News Release

How do land-use changes affect the spread of diseases between animals and people?

Peer-Reviewed Publication

Wiley

Mammal Review - Emerging Zoonotic Diseases

video: Most new viruses and other pathogens that arise in humans are transmitted from other animals, as in the case of the virus that causes COVID-19. A recent review published in Mammal Review examines how changes in land-use--such as deforestation, urbanization, and conversion to agriculture--have affected such transmission. view more 

Credit: Mammal Review

Most new viruses and other pathogens that arise in humans are transmitted from other animals, as in the case of the virus that causes COVID-19. A recent review published in Mammal Review examines how changes in land-use--such as deforestation, urbanization, and conversion to agriculture--have affected such transmission.
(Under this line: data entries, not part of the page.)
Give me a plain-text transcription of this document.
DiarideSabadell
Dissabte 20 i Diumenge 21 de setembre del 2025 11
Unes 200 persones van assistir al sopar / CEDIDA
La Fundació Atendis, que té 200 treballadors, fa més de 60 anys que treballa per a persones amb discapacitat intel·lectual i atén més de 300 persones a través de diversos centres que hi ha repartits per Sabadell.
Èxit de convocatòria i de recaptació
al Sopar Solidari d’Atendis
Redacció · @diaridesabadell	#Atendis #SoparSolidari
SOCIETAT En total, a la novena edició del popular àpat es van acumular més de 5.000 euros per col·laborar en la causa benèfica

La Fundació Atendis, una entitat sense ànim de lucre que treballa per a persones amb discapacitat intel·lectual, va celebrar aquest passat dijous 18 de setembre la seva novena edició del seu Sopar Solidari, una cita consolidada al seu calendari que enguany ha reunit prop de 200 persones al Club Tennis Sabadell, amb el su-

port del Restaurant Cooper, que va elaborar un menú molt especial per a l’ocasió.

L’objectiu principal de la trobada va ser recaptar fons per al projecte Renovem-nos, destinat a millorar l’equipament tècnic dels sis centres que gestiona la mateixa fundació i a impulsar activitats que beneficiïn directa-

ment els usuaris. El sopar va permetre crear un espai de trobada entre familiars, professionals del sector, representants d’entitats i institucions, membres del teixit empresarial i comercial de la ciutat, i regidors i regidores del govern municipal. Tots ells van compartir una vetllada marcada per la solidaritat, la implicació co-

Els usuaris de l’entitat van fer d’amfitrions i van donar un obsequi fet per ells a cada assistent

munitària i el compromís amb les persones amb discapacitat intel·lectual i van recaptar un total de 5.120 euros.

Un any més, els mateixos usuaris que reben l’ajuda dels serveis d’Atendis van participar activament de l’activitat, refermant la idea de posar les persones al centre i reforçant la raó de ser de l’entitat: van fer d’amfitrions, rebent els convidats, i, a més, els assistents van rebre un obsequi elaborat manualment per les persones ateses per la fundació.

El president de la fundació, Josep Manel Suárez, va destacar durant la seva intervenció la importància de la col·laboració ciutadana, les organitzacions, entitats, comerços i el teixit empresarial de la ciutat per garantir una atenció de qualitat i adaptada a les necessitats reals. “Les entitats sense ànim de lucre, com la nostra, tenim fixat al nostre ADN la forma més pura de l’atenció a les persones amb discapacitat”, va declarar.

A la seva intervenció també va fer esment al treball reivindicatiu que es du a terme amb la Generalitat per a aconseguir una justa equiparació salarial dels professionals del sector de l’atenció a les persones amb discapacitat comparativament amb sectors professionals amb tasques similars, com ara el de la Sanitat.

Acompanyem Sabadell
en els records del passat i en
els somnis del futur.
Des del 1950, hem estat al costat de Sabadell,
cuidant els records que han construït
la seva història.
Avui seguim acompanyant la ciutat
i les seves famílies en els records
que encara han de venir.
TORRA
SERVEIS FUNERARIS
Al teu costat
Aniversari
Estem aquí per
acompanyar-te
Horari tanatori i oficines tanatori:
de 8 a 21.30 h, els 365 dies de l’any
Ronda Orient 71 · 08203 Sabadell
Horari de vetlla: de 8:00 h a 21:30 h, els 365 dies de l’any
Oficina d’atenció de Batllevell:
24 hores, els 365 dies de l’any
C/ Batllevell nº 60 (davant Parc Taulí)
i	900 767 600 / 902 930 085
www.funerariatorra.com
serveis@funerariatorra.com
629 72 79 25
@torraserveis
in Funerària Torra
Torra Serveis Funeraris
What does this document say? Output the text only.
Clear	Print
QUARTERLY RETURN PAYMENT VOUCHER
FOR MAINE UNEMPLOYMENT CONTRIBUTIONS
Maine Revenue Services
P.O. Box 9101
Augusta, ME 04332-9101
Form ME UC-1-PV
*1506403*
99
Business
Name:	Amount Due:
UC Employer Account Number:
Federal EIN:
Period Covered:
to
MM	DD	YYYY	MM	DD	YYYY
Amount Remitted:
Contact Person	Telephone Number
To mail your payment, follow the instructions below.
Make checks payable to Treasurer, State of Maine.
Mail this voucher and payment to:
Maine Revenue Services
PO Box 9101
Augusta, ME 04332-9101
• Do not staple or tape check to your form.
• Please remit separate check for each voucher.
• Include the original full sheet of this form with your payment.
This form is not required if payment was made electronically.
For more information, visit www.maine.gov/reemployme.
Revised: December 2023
The review found that land-use changes cause changes in the behavior of animals, which affect the emergence of diseases in humans from a variety of animals, including rodents, livestock, and other mammals. However, many hosts, pathogens and impacts of land-use changes other than urbanization have been under-studied.

The review's authors call for more research to help predict how new diseases emerge and spread in response to land-use changes.

"We highlight major gaps in our understanding of how land-use change affects the spread of diseases from mammals to humans in terms of how key hosts, like bats, are affected, and how important land-use changes, such as agriculture, impact wild mammals and their interaction with livestock," said co-author Orly Razgour, PhD, of the University of Exeter, in the UK. "There is an urgent need for more studies that link animal ecology and responses to land-use change with pathogen ecology and disease spread."